Deep Roots Takes Off

Originally, Gragg thought he would expand the lesson by mixing some simple melodies with student-written lyrics, bringing the finished product into class, and playing it for the students.

“But the more that we got into it, the more things evolved, and pretty soon we decided to get a recording studio, and to make a CD, and to put on a concert.”

That first year, Gragg fronted all the costs and recouped his money through CD sales. As the program developed, students took on a greater role in CD production.

Chris Gragg, program director of Deep Roots Music Project

Ten years later, Deep Roots has matured into a comprehensive program that focuses on many aspects of learning. Every year, local musicians are enlisted as mentors to high school writers. The musicians visit classrooms and share their real-life experience with writing. The students then put their new learning to work by creating their own song lyrics. Once lyrics are composed, the musicians put them to music. The result is a collection of recorded songs, all featured on professional-quality CDs.

“Things just continued to snowball,” Gragg reports. “Students started writing the press releases, they started putting together the cover art, working on marketing, visiting the recording studio. Students started not only writing the lyrics, but sometimes playing or singing the music along with the professionals in the studio.”

So far, there are 17 CDs produced by Deep Roots, with about 300 songs.

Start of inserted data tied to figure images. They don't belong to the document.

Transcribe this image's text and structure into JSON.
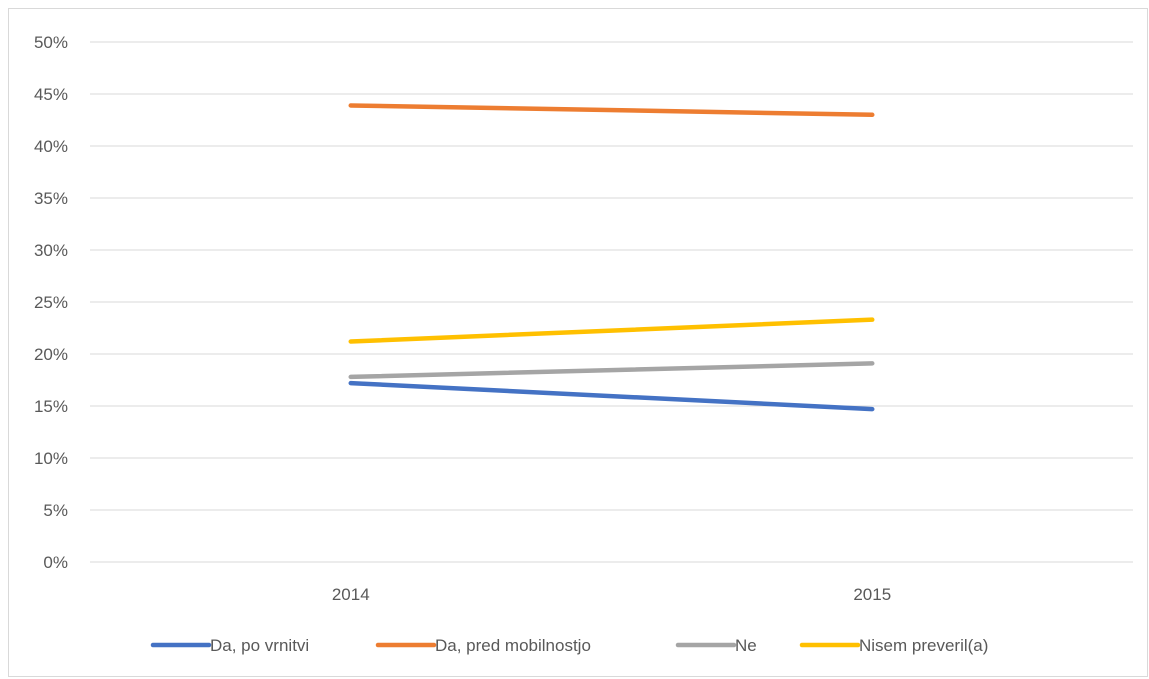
{
  "chart_data": {
    "type": "line",
    "x": [
      "2014",
      "2015"
    ],
    "ylim": [
      0,
      50
    ],
    "yticks": [
      "0%",
      "5%",
      "10%",
      "15%",
      "20%",
      "25%",
      "30%",
      "35%",
      "40%",
      "45%",
      "50%"
    ],
    "grid": true,
    "legend_position": "bottom",
    "series": [
      {
        "name": "Da, po vrnitvi",
        "values": [
          17.2,
          14.7
        ],
        "color": "#4472C4"
      },
      {
        "name": "Da, pred mobilnostjo",
        "values": [
          43.9,
          43.0
        ],
        "color": "#ED7D31"
      },
      {
        "name": "Ne",
        "values": [
          17.8,
          19.1
        ],
        "color": "#A5A5A5"
      },
      {
        "name": "Nisem preveril(a)",
        "values": [
          21.2,
          23.3
        ],
        "color": "#FFC000"
      }
    ]
  }
}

And nearly 500 musicians have volunteered over the years.

Becoming a Leader

As Deep Roots has become more established over a decade, Gragg has seen his profile rise as a teacher-leader. Other teachers have sought his guidance on how to set up a program at their schools.

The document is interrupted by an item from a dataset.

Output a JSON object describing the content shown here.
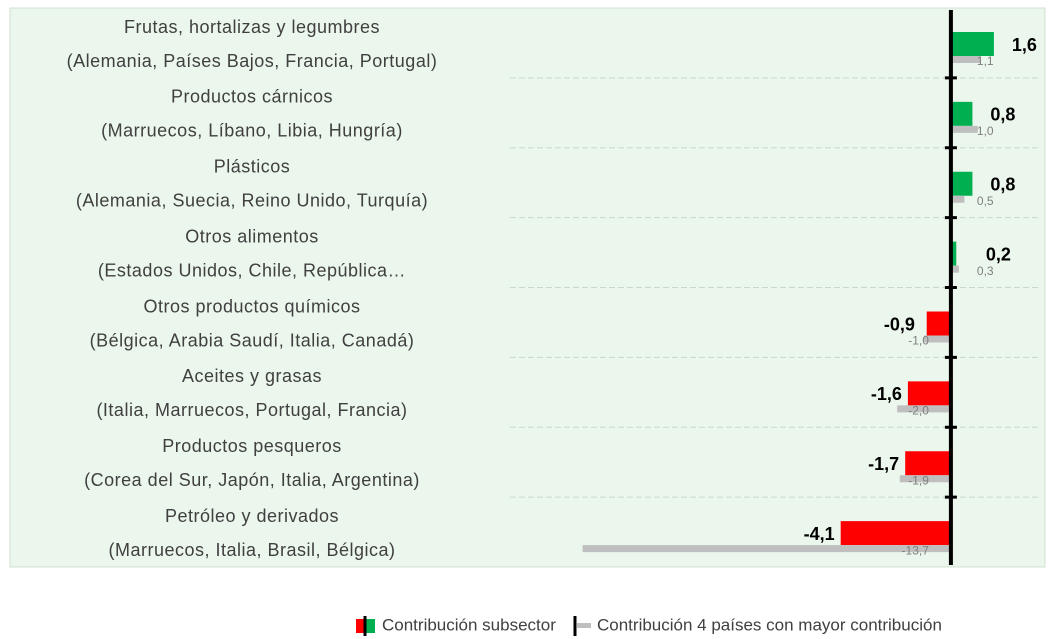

In the summer of 2006, Gragg held a workshop at Lewis and Clark College, where teachers from five different states assembled for a week, went through all the steps of the project, and produced their own CD. Deep Roots is taking root in other schools and other organizations, including Girls Inc., a northwest Oregon nonprofit for at-risk girls, which produced the first all-female Deep Roots CD. 

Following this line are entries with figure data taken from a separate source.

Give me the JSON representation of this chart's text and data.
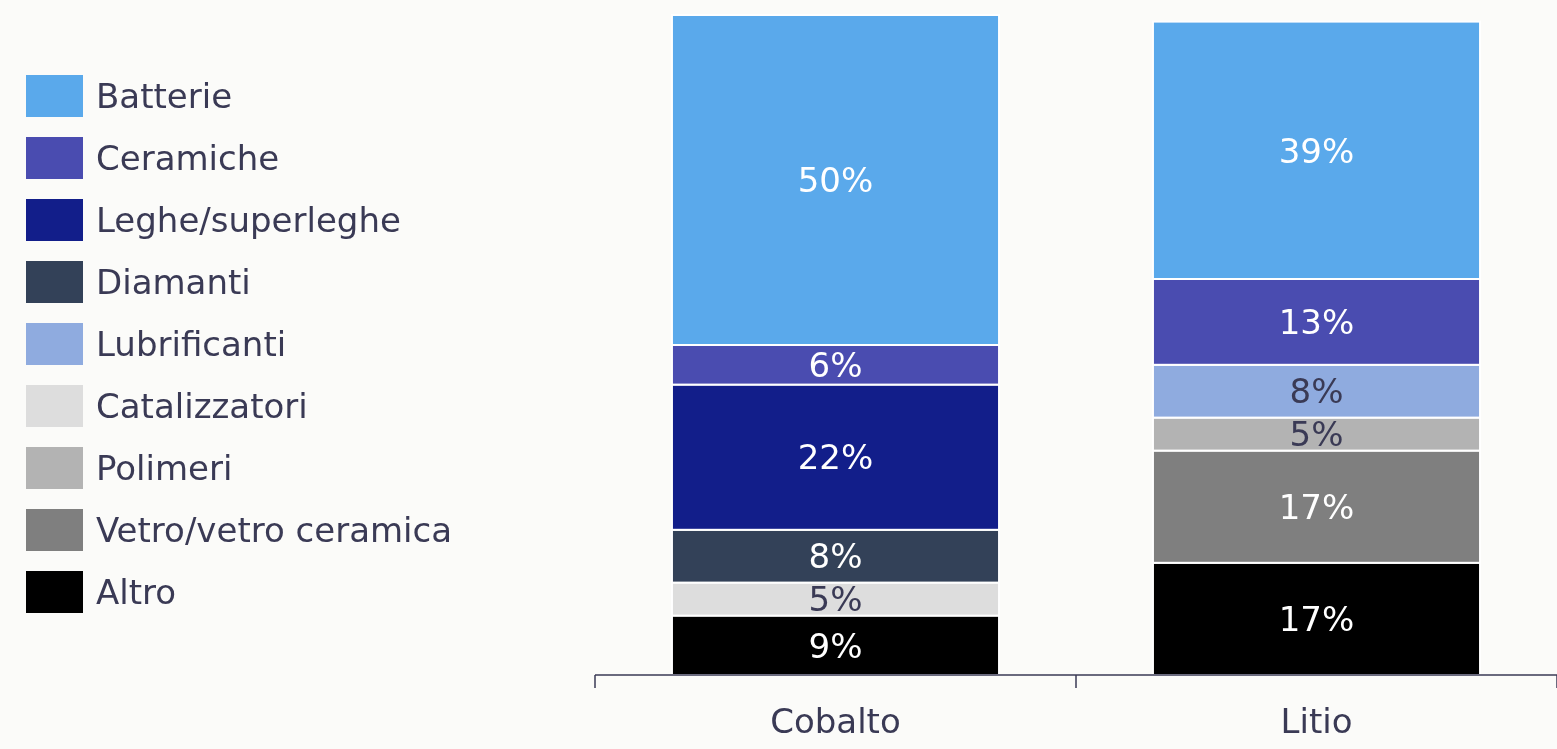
{
  "chart_data": {
    "type": "bar",
    "stacked": true,
    "categories": [
      "Cobalto",
      "Litio"
    ],
    "ylim": [
      0,
      100
    ],
    "tick_labels": "x",
    "legend": "left",
    "series": [
      {
        "name": "Altro",
        "color": "#000000",
        "values": [
          9,
          17
        ],
        "value_labels": [
          "9%",
          "17%"
        ]
      },
      {
        "name": "Vetro/vetro ceramica",
        "color": "#7f7f7f",
        "values": [
          null,
          17
        ],
        "value_labels": [
          null,
          "17%"
        ]
      },
      {
        "name": "Polimeri",
        "color": "#b3b3b3",
        "values": [
          null,
          5
        ],
        "value_labels": [
          null,
          "5%"
        ]
      },
      {
        "name": "Catalizzatori",
        "color": "#dddddd",
        "values": [
          5,
          null
        ],
        "value_labels": [
          "5%",
          null
        ]
      },
      {
        "name": "Lubrificanti",
        "color": "#8fabdf",
        "values": [
          null,
          8
        ],
        "value_labels": [
          null,
          "8%"
        ]
      },
      {
        "name": "Diamanti",
        "color": "#334158",
        "values": [
          8,
          null
        ],
        "value_labels": [
          "8%",
          null
        ]
      },
      {
        "name": "Leghe/superleghe",
        "color": "#121e8a",
        "values": [
          22,
          null
        ],
        "value_labels": [
          "22%",
          null
        ]
      },
      {
        "name": "Ceramiche",
        "color": "#4a4cb0",
        "values": [
          6,
          13
        ],
        "value_labels": [
          "6%",
          "13%"
        ]
      },
      {
        "name": "Batterie",
        "color": "#5aa9eb",
        "values": [
          50,
          39
        ],
        "value_labels": [
          "50%",
          "39%"
        ]
      }
    ]
  }
}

“When I started this my first thought was ‘Well, this is really going to help the students,’ but I didn’t necessarily foresee the huge impact it would have on me as a teacher and even as a person,” Gragg reflects.

It has been extremely gratifying for Gregg to see the impact Deep Roots has had on young people.  Some of his most reluctant students have become more involved in classwork after they experience Deep Roots. His students have developed an ongoing appreciation for writing, music, and their own creative potential; the level of student engagement in their schoolwork has risen; and students have made connections between their schoolwork and its real-world applications.

“I’ve had the opportunity to work with a lot of struggling writers, and students who come into my class believing they don’t have anything to say, who’ve never had much success in writing before,” Gragg says. “But after participating in the Deep Roots project they understand that there is a place for writing in their lives—that even if they’re not going to be the next great novelist, even if they’re not going to write for a newspaper, even if they’re not going to get an A+ on every paper or major in English in college, writing is something that has a place in their lives and has an impact on their lives. They realize there are all sorts of therapeutic reasons to write, that it’s important to express themselves and writing is a healthy way to do that in a lot of cases.”

Gragg is now looking forward to July 2009, when he runs another weeklong course for high school teachers to demonstrate an effective curriculum model based on the Deep Roots program. Participants will collaborate with professional musicians and recording engineers in order to design and implement effective songwriting lesson plans, write original song lyrics, and craft and record their new songs on a finished music CD. They will also receive two semester credits.

“It has felt good to pass this along to other people,” says Gragg of the flourishing program that sprang up from one basic lesson, “and I’ve learned a lot.”